Maybe it was because Shy’s mind was so tweaked after hearing about Miguel, or maybe it was pure exhaustion, but Rodney’s words made him feel choked up. Like if he breathed the wrong way or something he might start crying. And Shy hadn’t cried since he was a little kid. He took after his mom that way.
“Nobody’s coming in here anymore,” he told Rodney. “I’ll make sure of it.” Then he turned and went out the door.
11
Names Have No Meaning Here
According to a few of the passengers crowding into the gym, the sun had completely disappeared behind thick gray clouds out by the pool, and sunbathers were migrating to other parts of the ship. This made the gym so busy during Shy’s four-hour shift, he hardly had time to stress about Miguel. He handed out towels, Windexed the floor-to-ceiling mirrors, wiped down machines when they weren’t in use, demonstrated how to adjust the sauna controls, spotted for a few guys in the free-weights section, and handed out complimentary bottles of Gatorade and water.

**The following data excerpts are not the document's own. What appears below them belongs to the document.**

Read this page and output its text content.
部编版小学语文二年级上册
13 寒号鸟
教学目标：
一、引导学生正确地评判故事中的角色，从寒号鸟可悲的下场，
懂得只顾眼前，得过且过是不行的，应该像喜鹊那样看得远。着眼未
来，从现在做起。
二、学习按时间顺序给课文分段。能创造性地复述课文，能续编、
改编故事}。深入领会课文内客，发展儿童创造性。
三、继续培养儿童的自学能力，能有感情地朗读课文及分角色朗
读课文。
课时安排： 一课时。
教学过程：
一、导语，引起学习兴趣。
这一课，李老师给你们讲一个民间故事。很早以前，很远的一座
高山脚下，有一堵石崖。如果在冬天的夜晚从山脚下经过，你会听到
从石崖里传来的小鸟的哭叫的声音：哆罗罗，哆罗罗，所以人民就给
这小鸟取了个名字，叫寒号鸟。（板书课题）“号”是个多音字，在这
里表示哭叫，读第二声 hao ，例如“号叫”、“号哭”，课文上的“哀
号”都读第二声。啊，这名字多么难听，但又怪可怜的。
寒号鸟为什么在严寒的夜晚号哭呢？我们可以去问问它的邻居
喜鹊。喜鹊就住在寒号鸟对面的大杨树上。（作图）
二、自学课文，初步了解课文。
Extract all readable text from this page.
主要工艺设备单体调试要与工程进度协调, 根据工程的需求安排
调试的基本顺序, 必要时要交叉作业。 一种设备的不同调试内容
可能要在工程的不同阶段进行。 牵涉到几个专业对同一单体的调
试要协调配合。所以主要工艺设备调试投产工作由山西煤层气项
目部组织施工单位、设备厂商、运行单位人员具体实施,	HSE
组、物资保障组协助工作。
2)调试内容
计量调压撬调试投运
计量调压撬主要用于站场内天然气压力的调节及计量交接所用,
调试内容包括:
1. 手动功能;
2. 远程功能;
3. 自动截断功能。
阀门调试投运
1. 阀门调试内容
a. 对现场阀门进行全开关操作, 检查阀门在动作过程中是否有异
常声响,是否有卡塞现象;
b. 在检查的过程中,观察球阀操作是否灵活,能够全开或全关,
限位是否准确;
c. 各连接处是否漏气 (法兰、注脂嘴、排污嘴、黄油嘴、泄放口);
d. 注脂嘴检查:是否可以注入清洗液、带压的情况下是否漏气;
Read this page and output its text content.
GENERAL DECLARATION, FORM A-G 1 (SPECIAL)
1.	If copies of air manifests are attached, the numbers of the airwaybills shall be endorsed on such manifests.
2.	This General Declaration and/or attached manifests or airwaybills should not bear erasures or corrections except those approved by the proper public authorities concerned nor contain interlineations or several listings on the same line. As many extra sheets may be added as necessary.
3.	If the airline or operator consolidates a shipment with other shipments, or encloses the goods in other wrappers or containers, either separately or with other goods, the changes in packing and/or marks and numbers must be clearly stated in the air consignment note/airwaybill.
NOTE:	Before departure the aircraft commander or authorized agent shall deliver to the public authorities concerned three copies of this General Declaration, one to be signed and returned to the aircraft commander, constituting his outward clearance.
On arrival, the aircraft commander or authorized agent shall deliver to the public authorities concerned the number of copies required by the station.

Shy had no idea it was the end of his shift until Frederick from Denmark came walking in to relieve him. “Everything is good?” he asked Shy, stashing his backpack behind the gym’s reception desk.
“Just crowded.” Shy motioned toward the floor where a couple dozen passengers were sweating on treadmills and stationary bikes and elliptical machines—all of them glued to the little personal TVs in front of their faces. “We’re running low on towels, but I already called down to Claudia. They should be on their way.”
“Very nice.”
Shy grabbed his stuff from the employee cubby, saluted Frederick and headed for the exit. As he pushed through the door, he ran right into Addison and Cassandra, the girls he’d met at his pool stand earlier.
They both looked at each other and started laughing.
“What’s so funny?” Shy asked, glancing down at their tight workout gear. Girls this irritating shouldn’t be allowed to have such smoking bodies. And guys with sick nephews shouldn’t be noticing shit like that.
“Oh, nothing,” Addison said.
“You work in the gym, too?” Cassandra asked.